Bringing together the works of twenty-three Swiss and international artists and photographers, When Images Take Care explores the ways in which image-making can become a form of caring – caring for oneself and for others, for one's community and its histories. Among the many forms and meanings that the relationship between care and images can take, the exhibition specifically looks at the equally intimate and universal issues of grief and mourning, the tenderness of family relationships as well as its silences, and social issues of visibility and representation through the reclaiming of one's own history and the creation of activist images.
By exploring the many ways in which the creation of an image can be seen as an act of caring for oneself or for others, the exhibition affirms the power of the photographic image as a means of empowerment and emancipation, thanks to its capacity to both document and transform one's own situation, identity, history and narrative.
The first part of the exhibition focuses on the role of images in the construction of individual, intimate and family narratives, often linked to bereavement and loss or to disappearance, secrecy, illness, and disability. Here, care is situated in narratives crafted with images, narratives to make sense of one’s experience in all its complexity, difficulty and sometimes brutality. Photography allows to express grief and confusion, vulnerability and doubt, but also tenderness, gentleness, attachment and grace. At times, it portrays sublimity and a form of serenity. Other times, it reveals frustration, failure, and the impossibility of making sense and of reconciliation. There is often something fragile and delicate about the works brought together in the exhibition. They embrace their vulnerability, laying bare the contradictory emotions of human relationships. The image is at once witness to a particular moment in the process of assimilating and making sense of lived experience and a vehicle to share it.
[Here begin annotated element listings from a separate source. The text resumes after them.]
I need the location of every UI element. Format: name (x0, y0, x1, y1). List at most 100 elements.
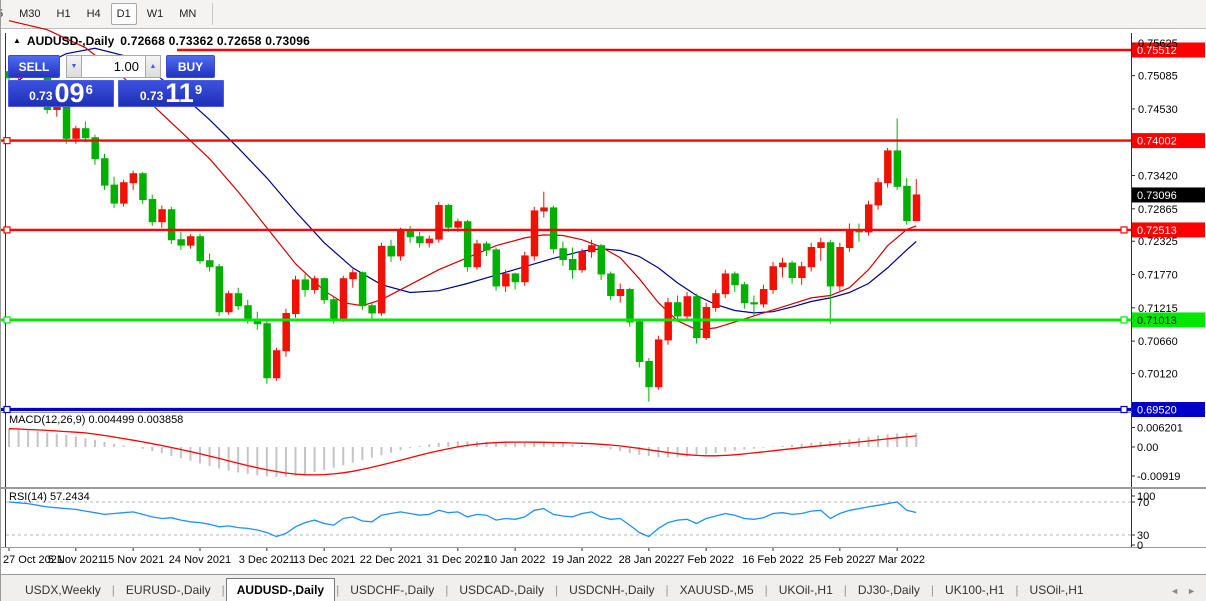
candle (865, 204, 873, 233)
candle (702, 307, 711, 339)
candle (549, 207, 558, 250)
price-tick-label: 0.75625 (1138, 38, 1178, 50)
time-tick-label: 5 Nov 2021 (48, 554, 104, 566)
tab-eurusd-daily[interactable]: EURUSD-,Daily (116, 580, 221, 601)
mt4-window: 5M30H1H4D1W1MN 0.755120.740020.725130.71… (0, 0, 1206, 601)
candle (693, 296, 701, 339)
candle (330, 299, 338, 320)
collapse-icon[interactable]: ▲ (13, 37, 21, 45)
sell-price-button[interactable]: 0.73 09 6 (8, 80, 114, 107)
price-line-marker (1120, 405, 1128, 414)
rsi-line (8, 501, 917, 538)
tab-audusd-daily[interactable]: AUDUSD-,Daily (225, 578, 336, 601)
tab-usdchf-daily[interactable]: USDCHF-,Daily (340, 580, 444, 601)
macd-tick-label: -0.00919 (1137, 471, 1180, 483)
sell-price-big: 09 (54, 78, 85, 108)
time-tick-label: 10 Jan 2022 (485, 554, 546, 566)
tab-usdx-weekly[interactable]: USDX,Weekly (15, 580, 111, 601)
candle (454, 221, 462, 228)
time-tick-label: 25 Feb 2022 (809, 554, 871, 566)
price-line-badge-label: 0.72513 (1137, 225, 1177, 237)
tab-usdcad-daily[interactable]: USDCAD-,Daily (449, 580, 554, 601)
candle (807, 247, 816, 268)
time-tick-label: 31 Dec 2021 (427, 554, 489, 566)
candle (874, 182, 883, 206)
price-line-badge-label: 0.74002 (1137, 136, 1177, 148)
sell-price-sup: 6 (85, 82, 93, 97)
tab-nav: ◄ ► (1170, 586, 1206, 601)
candle (731, 273, 739, 286)
chart-region[interactable]: 0.75512 0.74002 0.72513 0.71013 0.69520 0.756… (1, 20, 1206, 575)
tab-usdcnh-daily[interactable]: USDCNH-,Daily (559, 580, 664, 601)
buy-price-prefix: 0.73 (139, 89, 164, 103)
buy-price-big: 11 (165, 78, 194, 108)
candle (788, 262, 797, 279)
tab-scroll-left-icon[interactable]: ◄ (1170, 586, 1179, 596)
trade-controls-row: SELL ▼ 1.00 ▲ BUY (8, 55, 225, 78)
candle (206, 260, 214, 268)
tab-xauusd-m5[interactable]: XAUUSD-,M5 (670, 580, 764, 601)
price-tick-label: 0.70660 (1138, 336, 1178, 348)
candle (387, 245, 395, 257)
tab-dj30-daily[interactable]: DJ30-,Daily (848, 580, 930, 601)
candle (721, 273, 730, 295)
candle (311, 278, 319, 291)
candle (358, 272, 367, 307)
candle (759, 289, 768, 305)
time-tick-label: 16 Feb 2022 (742, 554, 804, 566)
candle (81, 128, 90, 139)
candle (884, 150, 892, 184)
candle (903, 185, 911, 222)
candle (196, 236, 204, 262)
rsi-tick-label: 0 (1137, 540, 1143, 552)
candle (798, 266, 806, 279)
tab-scroll-right-icon[interactable]: ► (1187, 586, 1196, 596)
price-tick-label: 0.71770 (1138, 270, 1178, 282)
volume-decrease-icon[interactable]: ▼ (66, 55, 82, 78)
tab-uk100-h1[interactable]: UK100-,H1 (935, 580, 1014, 601)
candle (139, 173, 147, 201)
candle (406, 230, 415, 238)
candle (263, 323, 271, 379)
volume-input[interactable]: 1.00 (82, 55, 145, 78)
candle (826, 242, 835, 287)
rsi-label: RSI(14) 57.2434 (9, 491, 90, 503)
candle (158, 209, 166, 223)
tab-usoil-h1[interactable]: USOil-,H1 (1020, 580, 1094, 601)
time-tick-label: 24 Nov 2021 (169, 554, 231, 566)
volume-increase-icon[interactable]: ▲ (145, 55, 161, 78)
candle (521, 255, 529, 283)
candle (234, 293, 243, 307)
candle (339, 278, 348, 320)
candle (435, 205, 443, 240)
candle (616, 289, 625, 297)
macd-signal-line (8, 428, 917, 476)
price-line-marker (3, 405, 11, 414)
candle (588, 245, 596, 253)
candle (349, 272, 357, 280)
macd-values: 0.004499 0.003858 (88, 414, 184, 426)
price-line-marker (3, 226, 11, 234)
candle (186, 236, 195, 246)
candle (654, 339, 663, 388)
chart-tabs: USDX,Weekly | EURUSD-,Daily | AUDUSD-,Daily |… (1, 575, 1170, 601)
price-tick-label: 0.73420 (1138, 171, 1178, 183)
chart-title: ▲ AUDUSD-,Daily 0.72668 0.73362 0.72658 … (13, 34, 310, 48)
sell-button[interactable]: SELL (8, 55, 60, 78)
candle (674, 302, 682, 317)
symbol-label: AUDUSD-,Daily (26, 34, 115, 48)
candle (893, 150, 902, 187)
tab-ukoil-h1[interactable]: UKOil-,H1 (769, 580, 843, 601)
macd-label: MACD(12,26,9) 0.004499 0.003858 (9, 414, 183, 426)
candle (769, 266, 777, 291)
price-tick-label: 0.70120 (1138, 369, 1178, 381)
one-click-trading-panel: SELL ▼ 1.00 ▲ BUY 0.73 09 6 0.73 11 9 (8, 55, 225, 107)
candle (502, 273, 510, 287)
time-tick-label: 7 Mar 2022 (869, 554, 925, 566)
macd-tick-label: 0.006201 (1137, 422, 1183, 434)
candle (397, 230, 405, 257)
buy-price-button[interactable]: 0.73 11 9 (118, 80, 224, 107)
sell-price-prefix: 0.73 (29, 89, 53, 103)
buy-button[interactable]: BUY (166, 55, 215, 78)
price-line-marker (3, 316, 11, 324)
By touching on major experiences of the human condition, these individual narratives possess a strong evocative power and invite us to a reflective and contemplative experience of caring in all its tenderness and preoccupation.
The second part of the exhibition is dedicated primarily to exploring the power of photography in crafting and reclaiming collective narratives. This section looks at the notion of caring through the visibility and representation of certain communities, and their links with forms of activism. Particular attention is paid to social and civic movements in Switzerland, notably against racism, homophobia, and sexism, and to the militant and documentary dimensions that images can assume in these contexts. In the present day, photography can be used in the dissemination of collective stories and civic movements, often playing an integral role in shaping collective memory and documenting histories. Alongside these more resolutely political uses of photography, other projects make visibility, and the overturning of preconceived ideas about certain groups or experiences, a matter of care. Here, the image is mobilised for its representational power, but also for its capacity to restore a certain form of empowerment owing to its ability to engender nontraditional forms of kinship and affiliation through experiences of community joy and social struggle.
With Vincen Beeckman, Soumya Sankar Bose, Aline Bovard Rudaz, Rebecca Bowring, Margaux Corda, Siân Davey, Lina Geoushy, Anne Golaz, Beau Gomez, Sabine Hess, Aimée Hoving, Laure Alabatou Reina Huguet, Youqine Lefèvre, Pablo Lerma, Daniel Jack Lyons, Ivan P. Matthieu, Anne Morgenstern, Zion Perrin, Ronald Pizzoferrato, Virginie Rebetez, Ann Shelton, Samuel Spreyz and Sabine Wunderlin
The exhibition is part of the Swiss Photomonth programme, which runs from 30 August to 6 October 2024.